Segundo um estudo publicado em 2008, mais uma vez referido por Tribalat, e disponível no site oficial do Federal Reserve Bank of Boston, verificou-se um efeito modesto, mas significativo sobre o salário médio dos nativos, sendo que os mais afectados pela queda salarial observada foram os menos qualificados. Este estudo recorreu ao método das correlações espaciais e detalhou os tipos de actividades ocupadas por imigrantes e nativos em onze regiões durante um período de catorze anos (1992-2006). Relembremos, através do contributo do Professor Blanchflower, que os imigrantes, quando chegam ao país destinatário, são obrigados a trabalhar abaixo das suas qualificações reais, o que pode tornar a classificação baseada nos níveis educacionais (dos nativos, dos imigrantes e dos setores de atividade) algo adversa para chegar aos resultados. Logo, os nativos pouco qualificados têm como concorrentes não só os imigrantes pouco qualificados, mas também os imigrantes qualificados que se desvalorizam para trabalhar, como era o caso, na primeira década do século XXI, de muitos imigrantes dos países da Europa de Leste que, há pouco tempo, tinham aderido à UE.

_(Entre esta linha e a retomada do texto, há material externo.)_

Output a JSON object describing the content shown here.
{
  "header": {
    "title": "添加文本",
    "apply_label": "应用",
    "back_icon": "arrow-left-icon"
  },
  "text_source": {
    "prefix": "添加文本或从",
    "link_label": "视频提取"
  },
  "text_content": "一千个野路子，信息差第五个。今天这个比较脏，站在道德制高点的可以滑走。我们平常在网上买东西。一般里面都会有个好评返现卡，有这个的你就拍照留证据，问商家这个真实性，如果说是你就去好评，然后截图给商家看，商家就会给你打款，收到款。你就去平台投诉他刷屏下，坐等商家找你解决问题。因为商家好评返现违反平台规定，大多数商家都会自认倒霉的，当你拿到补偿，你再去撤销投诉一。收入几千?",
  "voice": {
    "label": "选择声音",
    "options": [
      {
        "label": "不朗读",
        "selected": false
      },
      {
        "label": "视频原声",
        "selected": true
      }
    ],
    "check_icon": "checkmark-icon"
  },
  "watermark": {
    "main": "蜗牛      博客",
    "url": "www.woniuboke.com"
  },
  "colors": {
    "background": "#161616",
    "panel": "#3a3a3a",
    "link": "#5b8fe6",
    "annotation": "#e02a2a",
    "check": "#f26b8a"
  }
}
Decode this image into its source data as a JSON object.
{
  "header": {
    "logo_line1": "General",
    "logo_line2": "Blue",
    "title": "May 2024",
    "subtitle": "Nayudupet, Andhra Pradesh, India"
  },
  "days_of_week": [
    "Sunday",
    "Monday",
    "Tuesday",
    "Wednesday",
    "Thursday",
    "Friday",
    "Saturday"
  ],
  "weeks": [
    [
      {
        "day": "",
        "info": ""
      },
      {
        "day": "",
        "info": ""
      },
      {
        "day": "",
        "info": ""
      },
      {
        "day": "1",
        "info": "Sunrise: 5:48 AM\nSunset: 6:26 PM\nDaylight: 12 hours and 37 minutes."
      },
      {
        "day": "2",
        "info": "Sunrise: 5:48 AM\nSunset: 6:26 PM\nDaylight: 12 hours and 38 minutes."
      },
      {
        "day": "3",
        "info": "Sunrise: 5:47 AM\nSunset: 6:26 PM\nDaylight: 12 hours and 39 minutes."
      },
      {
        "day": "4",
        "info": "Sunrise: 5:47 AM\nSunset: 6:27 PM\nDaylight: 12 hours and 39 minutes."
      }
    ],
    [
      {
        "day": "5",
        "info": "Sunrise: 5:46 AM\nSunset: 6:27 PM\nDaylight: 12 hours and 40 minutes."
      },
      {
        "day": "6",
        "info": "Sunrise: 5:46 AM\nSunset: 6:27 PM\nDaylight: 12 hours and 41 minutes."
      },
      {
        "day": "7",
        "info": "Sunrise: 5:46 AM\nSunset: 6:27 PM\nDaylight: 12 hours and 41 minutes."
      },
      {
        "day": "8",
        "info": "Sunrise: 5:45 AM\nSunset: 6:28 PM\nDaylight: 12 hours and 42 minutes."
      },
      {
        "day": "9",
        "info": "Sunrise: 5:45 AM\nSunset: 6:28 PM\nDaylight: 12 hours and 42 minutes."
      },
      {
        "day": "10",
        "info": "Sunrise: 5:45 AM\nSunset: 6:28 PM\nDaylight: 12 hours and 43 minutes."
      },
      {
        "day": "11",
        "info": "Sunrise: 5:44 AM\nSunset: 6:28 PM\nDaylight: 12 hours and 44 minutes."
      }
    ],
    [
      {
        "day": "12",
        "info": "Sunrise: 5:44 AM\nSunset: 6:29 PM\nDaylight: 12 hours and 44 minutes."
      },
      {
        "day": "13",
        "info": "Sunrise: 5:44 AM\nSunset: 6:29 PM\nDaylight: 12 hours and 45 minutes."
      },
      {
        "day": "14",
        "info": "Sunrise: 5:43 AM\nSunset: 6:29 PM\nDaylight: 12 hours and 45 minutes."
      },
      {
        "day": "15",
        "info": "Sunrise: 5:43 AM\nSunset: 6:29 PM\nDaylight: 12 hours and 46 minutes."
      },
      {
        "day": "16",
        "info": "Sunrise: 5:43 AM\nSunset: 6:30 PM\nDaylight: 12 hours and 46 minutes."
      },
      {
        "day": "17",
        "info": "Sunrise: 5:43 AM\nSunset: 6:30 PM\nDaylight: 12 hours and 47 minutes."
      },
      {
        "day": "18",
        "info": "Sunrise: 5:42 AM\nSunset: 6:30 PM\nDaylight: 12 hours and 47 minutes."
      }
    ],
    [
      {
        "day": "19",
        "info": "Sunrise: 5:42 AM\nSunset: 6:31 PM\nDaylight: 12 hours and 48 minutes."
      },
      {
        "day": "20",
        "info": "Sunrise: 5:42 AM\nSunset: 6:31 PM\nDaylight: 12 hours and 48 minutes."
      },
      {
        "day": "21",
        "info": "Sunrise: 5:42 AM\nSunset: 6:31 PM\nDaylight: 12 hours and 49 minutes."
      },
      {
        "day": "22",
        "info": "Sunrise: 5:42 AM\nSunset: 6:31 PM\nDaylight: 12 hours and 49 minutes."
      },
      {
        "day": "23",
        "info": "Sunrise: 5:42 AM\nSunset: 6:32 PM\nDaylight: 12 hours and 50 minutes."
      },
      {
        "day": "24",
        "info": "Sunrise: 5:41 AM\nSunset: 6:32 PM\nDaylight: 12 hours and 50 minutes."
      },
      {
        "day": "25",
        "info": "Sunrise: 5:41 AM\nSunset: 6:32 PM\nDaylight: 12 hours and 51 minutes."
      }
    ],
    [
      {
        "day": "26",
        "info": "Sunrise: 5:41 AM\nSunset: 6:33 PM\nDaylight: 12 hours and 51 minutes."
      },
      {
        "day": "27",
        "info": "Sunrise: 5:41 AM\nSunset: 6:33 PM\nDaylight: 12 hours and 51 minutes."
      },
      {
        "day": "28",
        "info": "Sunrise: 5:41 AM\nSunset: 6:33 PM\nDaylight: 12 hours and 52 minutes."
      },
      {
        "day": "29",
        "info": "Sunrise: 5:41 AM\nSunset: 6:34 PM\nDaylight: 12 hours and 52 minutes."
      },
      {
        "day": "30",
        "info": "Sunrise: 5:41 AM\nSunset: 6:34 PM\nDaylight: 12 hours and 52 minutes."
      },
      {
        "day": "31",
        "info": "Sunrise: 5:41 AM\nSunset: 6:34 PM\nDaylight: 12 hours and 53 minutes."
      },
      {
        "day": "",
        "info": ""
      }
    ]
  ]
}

Em vez de se basearem numa classificação de acordo com as qualificações reais, os autores deste estudo analisaram o efeito dos imigrantes com base na proporção destes nos diferentes percentis da distribuição salarial dos nativos. Aqui, certamente que receberam influência do Professor George J. Borjas, dos EUA, que já havia, no âmbito da sua investigação, relativizado os níveis educacionais e das experiências profissionais. Neste caso, levaram essa relativização ainda mais longe.

Deste estudo, três conclusões principais podem ser extraídas: os que, no país de acolhimento, perdem com a imigração são aqueles que enfrentam a concorrência mais forte dos imigrantes; são os nativos da base da escala salarial que veem os seus salários caírem devido à imigração; os nativos dos outros intervalos salariais assistem a uma ligeira subida dos seus salários. Isto tudo apesar de a imigração poder ser mais qualificada do que a população nativa. A terceira conclusão, relativa ao efeito positivo sobre os salários, explica-se, segundo os autores, pela elasticidade do capital, pela sua fácil adaptação a um aumento da procura de trabalho e pela ”desclassificação” (aceitarem empregos abaixo do próprio nível de qualificação) dos imigrantes.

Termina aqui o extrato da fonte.